Cuba’s Catholics create capitalist culture

The Catholic Church may not be a strong force in challenging the Castro regime in Cuba, but it is increasingly serving as an incubator of capitalism and enterpreneuralism, writes Tim Padgett in the Jesuit magazine America (April 25). The Catholic Church has made a strong comeback in Cuban society since Pope John Paul first visited the country back in 1998. But because the “church still does not have the popular support to challenge the Castro regime on a political level, it has carved out a niche in the economic sphere. It is vying with Communism by teaching Cubans capitalism,” Padgett writes. The church is playing this role with the blessing of Cuba’s president, Raul Castro, who realizes that the Cuban Marxist apparatus is ill-equipped to instruct people in the art of businesses start-ups. More than half a million Cubans are self-employed business owners, and many are trained in leadership classes by church projects such as Cuba Emprende, which offers courses in various aspects of small business entrepreneurship.

Such classes also involve classes in business ethics, which even non-Catholics value for injecting a moral framework into the daily economic struggle, Padgett writes. This growing acceptance doesn’t mean that Catholic business programs find approval from the all or most of the Communist leaders.
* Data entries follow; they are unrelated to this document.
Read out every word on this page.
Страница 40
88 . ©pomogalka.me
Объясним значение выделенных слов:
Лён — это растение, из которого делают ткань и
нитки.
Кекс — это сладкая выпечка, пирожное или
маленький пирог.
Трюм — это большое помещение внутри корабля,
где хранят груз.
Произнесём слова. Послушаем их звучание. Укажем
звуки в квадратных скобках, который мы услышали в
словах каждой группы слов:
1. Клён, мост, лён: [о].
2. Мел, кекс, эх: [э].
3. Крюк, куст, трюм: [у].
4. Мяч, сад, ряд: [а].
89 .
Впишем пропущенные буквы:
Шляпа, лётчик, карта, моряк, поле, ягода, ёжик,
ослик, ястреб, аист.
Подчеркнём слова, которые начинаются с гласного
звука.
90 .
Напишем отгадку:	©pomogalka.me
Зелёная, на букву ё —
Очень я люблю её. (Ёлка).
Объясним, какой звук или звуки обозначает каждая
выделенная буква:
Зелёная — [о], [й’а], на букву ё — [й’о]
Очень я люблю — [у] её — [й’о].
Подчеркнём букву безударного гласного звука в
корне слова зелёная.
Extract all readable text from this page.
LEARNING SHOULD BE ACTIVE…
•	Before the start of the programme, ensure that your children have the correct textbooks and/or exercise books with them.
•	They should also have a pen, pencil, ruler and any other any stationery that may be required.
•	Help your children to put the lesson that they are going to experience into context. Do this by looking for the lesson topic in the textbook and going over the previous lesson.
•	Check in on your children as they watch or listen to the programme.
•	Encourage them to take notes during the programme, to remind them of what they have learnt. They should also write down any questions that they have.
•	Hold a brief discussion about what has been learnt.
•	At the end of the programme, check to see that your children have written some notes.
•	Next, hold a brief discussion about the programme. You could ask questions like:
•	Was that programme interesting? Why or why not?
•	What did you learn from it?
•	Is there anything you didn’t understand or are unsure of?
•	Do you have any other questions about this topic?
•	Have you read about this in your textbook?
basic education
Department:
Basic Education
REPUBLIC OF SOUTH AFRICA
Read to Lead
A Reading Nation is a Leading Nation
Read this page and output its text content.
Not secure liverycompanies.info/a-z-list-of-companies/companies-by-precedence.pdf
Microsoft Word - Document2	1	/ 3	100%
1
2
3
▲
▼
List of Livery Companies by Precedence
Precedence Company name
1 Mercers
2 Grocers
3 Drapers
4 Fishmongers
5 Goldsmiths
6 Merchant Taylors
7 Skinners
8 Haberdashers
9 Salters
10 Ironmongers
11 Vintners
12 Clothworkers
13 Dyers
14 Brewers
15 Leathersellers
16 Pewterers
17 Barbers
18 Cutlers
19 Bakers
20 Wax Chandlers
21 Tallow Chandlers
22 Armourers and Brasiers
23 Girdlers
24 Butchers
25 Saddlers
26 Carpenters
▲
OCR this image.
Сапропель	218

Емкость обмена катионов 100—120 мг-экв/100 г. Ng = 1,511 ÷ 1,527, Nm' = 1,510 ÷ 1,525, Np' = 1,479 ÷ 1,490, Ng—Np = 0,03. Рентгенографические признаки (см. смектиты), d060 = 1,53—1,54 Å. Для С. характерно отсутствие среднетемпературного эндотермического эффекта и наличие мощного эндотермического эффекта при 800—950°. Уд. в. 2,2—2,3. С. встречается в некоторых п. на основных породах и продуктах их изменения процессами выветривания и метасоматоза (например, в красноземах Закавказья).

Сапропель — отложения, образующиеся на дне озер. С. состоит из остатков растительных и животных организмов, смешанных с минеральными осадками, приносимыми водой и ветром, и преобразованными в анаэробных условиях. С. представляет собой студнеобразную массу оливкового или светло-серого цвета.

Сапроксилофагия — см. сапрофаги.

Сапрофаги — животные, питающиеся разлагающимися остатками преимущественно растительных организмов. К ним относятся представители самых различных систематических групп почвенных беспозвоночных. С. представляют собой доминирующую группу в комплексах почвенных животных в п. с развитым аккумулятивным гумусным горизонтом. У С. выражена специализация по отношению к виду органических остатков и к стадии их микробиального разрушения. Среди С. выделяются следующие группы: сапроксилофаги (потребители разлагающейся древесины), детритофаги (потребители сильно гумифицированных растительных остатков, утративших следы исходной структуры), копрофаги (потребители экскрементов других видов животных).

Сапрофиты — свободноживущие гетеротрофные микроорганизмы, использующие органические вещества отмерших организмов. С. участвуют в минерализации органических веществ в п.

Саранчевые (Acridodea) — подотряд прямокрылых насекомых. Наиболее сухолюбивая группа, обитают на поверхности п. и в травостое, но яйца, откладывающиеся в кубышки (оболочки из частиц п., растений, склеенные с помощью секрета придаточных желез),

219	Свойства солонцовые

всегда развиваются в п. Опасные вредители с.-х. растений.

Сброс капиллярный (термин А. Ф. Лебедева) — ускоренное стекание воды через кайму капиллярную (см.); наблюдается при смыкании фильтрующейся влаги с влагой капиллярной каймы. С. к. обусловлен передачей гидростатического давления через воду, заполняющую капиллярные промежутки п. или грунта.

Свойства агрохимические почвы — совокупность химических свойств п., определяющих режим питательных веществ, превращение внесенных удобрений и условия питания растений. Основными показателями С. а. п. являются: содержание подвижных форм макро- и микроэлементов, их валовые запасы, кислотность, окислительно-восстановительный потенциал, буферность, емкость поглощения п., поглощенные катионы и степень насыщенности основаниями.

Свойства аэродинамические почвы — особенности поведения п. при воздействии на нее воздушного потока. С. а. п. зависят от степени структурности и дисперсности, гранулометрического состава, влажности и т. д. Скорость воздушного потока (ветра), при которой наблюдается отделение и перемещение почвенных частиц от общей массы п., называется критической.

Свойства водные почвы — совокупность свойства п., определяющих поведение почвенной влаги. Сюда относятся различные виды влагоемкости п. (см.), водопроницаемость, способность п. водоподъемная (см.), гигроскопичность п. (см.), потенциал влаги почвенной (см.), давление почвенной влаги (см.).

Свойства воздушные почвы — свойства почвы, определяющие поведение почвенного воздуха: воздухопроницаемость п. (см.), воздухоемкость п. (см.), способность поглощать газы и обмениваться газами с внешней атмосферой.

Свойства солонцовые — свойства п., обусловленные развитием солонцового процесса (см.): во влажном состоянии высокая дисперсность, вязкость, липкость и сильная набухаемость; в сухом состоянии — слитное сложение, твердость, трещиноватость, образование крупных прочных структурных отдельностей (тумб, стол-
In 2011, when the church partnered with a Spanish university to offer MBA degrees, the program was shut down two years later because its popularity was troubling to the government. Still, the church projects see the momentum going their way. President Obama’s project to normalize relations with Cuba and influence democratic change depends on these new kinds of dissidents “whose economic independence undermines communist control. During his recent Havana visit, he patronized one such privately owned restaurant and “gave a shout-out to Cuba Emprende in his speech on Monday of Holy Week.”